1. 9
  1.  

  2. [Comment removed by author]

    1. 3

      Complete disagreement on disabling ssh. I have no idea why anyone would do this. AWS console tools are relatively weak, and can’t provide anywhere near the control of a shell.

      The author’s point is that if you’re thinking about SSHing into your AWS instances, you’ve got a potential weakness in your infrastructure.

      To frame this in terms of the author’s point: why would you want to SSH into an AWS instance? If something goes wrong you should be looking at the logs on your central syslog server to see what went wrong and using automation to stop that instance/start a replacement. If you have some sort of administrative task to perform (hotfix, security patch, etc.) you should write a deployment task and execute that instead. All your instances are stateless, so this shouldn’t be a problem…

      That’s the dream, at least.

      1. [Comment removed by author]

        1. 4

          I don’t believe you’re seeing the forest for the trees. If your logging infrastructure and tooling doesn’t allow you to identify why a node failed after the fact and subsequently why a new node couldn’t spin up to take over, that’s a problem in the logging tool set. The goal is to never need to log in via ssh. If you can gather the interesting data relevant to the problem at hand better/faster/whatever via a loop over all servers involved to manually awk/grep/sed through the log files, the problem isn’t your skill set: it’s the monitoring/logging/tooling not providing you the actually interesting information in a relevant manner.

          1. [Comment removed by author]

            1. 2

              Also, there is a huge difference between preferring not to use a shell and disabling it entirely.

              The author addressed this in a subsequent edit: the reason he disabled SSH was to keep himself from cheating and reaching for SSH when he should be improving his toolchain instead. He noted that in cases of debugging issues on individual nodes SSH gets turned back on.

              In general, when I read about successful AWS deployments I read about people that understand running instances can die without warning, that keeping little state on the machines is the best way to mitigate that risk, and that the real reason for using the system is to scale resources up & down in response to external load. In contrast, the AWS “horror stories” I read almost always come from people that don’t know the E in EC2 stands for “elastic”. They overspend for EC2 instances and pretend they’re just another box in their rack.

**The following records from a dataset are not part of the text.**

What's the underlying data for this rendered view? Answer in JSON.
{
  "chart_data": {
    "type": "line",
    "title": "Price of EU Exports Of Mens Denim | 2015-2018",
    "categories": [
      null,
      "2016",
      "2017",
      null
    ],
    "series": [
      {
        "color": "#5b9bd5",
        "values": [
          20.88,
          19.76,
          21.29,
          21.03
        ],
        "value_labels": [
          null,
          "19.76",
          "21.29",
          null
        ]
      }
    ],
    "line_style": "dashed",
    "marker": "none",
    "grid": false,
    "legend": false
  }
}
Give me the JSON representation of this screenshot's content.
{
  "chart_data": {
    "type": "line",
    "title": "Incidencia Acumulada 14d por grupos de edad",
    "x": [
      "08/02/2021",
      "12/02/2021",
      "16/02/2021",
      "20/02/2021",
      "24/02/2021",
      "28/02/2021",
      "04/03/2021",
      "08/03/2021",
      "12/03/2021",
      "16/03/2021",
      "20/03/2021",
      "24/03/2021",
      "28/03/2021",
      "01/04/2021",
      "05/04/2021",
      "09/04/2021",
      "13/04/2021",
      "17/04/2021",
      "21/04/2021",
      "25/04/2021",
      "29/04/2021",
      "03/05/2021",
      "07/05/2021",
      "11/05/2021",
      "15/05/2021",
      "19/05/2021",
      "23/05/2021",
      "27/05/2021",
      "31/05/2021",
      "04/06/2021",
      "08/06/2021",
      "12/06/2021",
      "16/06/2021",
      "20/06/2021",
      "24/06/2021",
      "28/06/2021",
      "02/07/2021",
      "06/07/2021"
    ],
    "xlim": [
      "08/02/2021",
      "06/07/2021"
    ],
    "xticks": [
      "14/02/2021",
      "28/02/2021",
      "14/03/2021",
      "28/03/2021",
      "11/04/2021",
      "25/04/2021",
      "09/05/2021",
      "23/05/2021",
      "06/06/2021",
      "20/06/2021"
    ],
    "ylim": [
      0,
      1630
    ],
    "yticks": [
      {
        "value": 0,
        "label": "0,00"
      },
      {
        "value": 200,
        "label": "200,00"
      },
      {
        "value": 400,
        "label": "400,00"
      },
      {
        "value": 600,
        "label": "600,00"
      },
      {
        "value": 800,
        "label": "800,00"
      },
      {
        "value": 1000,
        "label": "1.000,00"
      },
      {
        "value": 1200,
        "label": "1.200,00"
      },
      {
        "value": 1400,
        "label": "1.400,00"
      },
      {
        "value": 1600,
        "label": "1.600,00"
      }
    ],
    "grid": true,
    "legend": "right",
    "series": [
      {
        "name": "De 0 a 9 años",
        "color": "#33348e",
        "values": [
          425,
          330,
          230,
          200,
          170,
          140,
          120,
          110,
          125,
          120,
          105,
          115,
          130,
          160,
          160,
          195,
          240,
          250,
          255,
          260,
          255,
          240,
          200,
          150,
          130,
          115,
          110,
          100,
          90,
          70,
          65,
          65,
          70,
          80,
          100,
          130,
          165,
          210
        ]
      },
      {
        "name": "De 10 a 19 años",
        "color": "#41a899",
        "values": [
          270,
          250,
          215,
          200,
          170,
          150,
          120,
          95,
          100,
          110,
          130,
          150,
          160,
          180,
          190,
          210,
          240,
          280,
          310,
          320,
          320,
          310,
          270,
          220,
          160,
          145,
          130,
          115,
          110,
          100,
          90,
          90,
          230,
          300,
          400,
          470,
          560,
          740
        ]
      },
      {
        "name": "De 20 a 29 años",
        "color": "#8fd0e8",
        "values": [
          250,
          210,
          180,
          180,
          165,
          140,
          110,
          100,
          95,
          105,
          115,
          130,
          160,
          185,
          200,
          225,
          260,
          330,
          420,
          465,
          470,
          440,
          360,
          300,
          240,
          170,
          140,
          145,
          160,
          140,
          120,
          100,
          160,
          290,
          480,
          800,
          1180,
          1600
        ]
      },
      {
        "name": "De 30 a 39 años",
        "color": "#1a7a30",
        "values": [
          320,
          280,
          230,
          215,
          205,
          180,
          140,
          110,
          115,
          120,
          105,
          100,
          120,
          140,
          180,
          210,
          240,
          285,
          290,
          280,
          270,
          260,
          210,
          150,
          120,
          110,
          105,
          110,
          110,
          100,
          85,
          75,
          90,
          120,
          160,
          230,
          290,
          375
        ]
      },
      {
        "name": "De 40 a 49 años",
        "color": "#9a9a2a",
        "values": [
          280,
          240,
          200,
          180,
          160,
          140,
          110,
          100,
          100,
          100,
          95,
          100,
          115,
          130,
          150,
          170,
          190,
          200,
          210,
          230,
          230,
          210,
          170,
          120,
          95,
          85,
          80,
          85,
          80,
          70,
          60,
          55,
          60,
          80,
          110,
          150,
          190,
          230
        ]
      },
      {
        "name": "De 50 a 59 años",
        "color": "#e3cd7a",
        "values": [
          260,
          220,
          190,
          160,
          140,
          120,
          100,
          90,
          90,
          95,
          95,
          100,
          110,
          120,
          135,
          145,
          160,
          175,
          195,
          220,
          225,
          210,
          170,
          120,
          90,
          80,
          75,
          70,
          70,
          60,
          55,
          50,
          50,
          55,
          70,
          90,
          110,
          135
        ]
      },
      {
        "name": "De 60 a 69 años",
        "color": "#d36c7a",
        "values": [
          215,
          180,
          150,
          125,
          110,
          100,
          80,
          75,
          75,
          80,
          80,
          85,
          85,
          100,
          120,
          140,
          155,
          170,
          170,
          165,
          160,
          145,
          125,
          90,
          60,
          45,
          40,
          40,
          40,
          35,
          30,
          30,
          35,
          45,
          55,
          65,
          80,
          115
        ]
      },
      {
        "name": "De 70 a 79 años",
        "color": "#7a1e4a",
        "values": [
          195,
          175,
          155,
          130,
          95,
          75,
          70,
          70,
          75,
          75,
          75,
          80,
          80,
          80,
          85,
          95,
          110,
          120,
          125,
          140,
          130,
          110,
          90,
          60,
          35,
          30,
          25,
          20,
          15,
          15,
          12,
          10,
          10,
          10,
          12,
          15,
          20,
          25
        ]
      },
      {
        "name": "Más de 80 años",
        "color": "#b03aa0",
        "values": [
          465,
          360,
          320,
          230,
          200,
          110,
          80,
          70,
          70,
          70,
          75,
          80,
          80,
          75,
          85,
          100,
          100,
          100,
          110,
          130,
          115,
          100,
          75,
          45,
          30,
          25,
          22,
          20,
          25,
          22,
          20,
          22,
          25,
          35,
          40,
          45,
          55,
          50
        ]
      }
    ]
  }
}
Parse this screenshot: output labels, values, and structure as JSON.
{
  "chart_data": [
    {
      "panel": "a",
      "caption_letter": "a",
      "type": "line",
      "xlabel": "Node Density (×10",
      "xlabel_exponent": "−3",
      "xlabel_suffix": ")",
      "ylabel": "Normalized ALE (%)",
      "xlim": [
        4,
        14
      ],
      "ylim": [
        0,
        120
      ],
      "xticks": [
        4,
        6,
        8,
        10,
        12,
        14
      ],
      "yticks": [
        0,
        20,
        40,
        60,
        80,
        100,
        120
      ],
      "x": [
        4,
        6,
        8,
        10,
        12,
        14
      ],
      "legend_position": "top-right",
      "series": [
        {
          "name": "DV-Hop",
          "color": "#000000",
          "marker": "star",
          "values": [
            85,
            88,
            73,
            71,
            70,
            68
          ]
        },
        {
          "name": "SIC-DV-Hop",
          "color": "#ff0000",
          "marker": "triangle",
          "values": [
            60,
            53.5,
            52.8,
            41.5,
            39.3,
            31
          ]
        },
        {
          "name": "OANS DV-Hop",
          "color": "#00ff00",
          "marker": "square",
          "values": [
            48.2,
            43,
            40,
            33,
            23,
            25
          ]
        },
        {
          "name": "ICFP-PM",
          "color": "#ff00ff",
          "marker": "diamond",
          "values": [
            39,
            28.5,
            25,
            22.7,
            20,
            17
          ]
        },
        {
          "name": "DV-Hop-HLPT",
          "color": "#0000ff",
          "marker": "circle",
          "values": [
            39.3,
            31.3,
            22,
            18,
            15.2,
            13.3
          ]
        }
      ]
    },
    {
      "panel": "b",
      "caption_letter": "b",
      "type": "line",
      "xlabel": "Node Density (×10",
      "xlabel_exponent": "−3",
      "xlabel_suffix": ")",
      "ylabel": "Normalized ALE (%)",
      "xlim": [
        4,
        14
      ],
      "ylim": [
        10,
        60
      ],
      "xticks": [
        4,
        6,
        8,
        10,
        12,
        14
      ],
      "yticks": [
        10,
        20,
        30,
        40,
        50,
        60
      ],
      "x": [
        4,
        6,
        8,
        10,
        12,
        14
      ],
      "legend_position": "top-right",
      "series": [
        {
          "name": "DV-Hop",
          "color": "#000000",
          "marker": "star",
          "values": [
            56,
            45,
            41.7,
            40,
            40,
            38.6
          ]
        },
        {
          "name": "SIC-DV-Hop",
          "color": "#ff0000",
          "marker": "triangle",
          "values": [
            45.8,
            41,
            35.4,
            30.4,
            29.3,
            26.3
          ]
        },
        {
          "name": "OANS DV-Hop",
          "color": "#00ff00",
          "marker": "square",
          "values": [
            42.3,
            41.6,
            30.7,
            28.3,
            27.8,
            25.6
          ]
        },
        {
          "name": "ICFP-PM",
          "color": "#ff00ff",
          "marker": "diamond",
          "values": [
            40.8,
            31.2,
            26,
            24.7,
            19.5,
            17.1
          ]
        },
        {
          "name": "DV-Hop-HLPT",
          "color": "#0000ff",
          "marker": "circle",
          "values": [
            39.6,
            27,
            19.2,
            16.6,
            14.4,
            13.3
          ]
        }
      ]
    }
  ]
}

              That’s the main thrust of the article: if you treat your AWS infrastructure like you treat your existing server farm, you’re probably not getting as many benefits as you’d think - and you’re probably at risk of a big headache when AWS does something particularly AWS-y, like announcing one of your instances will be retired in the next ten minutes…

              I can say I’ve had really good luck with the author’s approach on a small scale. AWS does a good job at scaling up & down quickly and at a price that a small startup can handle. But I’ve never lived in a world with thousands of servers - what would your approach be?

              1. [Comment removed by author]

                1. 1

                  I’ve got to say this conversation is really neat. It’s easy for me to forget that I use these tools in my little startup bubble, but so do companies like Netflix - on a scale I find unimaginable.

                  I totally get that EC2 instances are ephemeral…indeed, most of the code I build lives on spot instances, which are even more iffy. Graceful shutdown is still needed…there’s really no value in architecting a system with absolutely zero local state just because your cloud vendor refuses to provide a reasonable shutdown window.

                  For example, I’ve had good luck with building into spot instances before but I can guarantee that’s all just law of averages. I guess it’s easy for someone in my shoes to make a stateless instance when it’s going to gracefully shut down for lack of load long before it gets killed due to bid constraints.

                  For example…lets say we were processing log files from stored on S3. Well, we could put each individual log line in SQS and always be stateless! Except now your AWS bill will be multiplied by ten for this process…SQS is more expensive than S3 byte-for-byte. There’s always a trade-off…

                  Done that too, and it works really well when you can log at full bore for a few bucks a month ;-)

                  All this leads me to ask:

                  you can go broke doing things the AWS way if you’re not careful.

                  what did the cost analysis look like for a big environment like yours? I’ve worked in small to midsize companies that have evaluated AWS and they’ve never seemed to find the price sweet spot that justified change.

    2. 2

      Amusing (maybe? I was amused.) fact I recently discovered. I once put a file in S3 and then deleted it. Amazon still charges me $0.01 per month because as near as I can tell, they execute a ListAllMyBuckets command on my behalf when I sign into the console. Or maybe somebody else is listing my buckets? I’m sure not. At least, I see one or two of those requests in the usage report and nothing else, and Amazon rounds $0.00005 up to $0.01. In principle I’d like for this to be correct, but as a practical matter my principles don’t activate for at least another order of magnitude of money.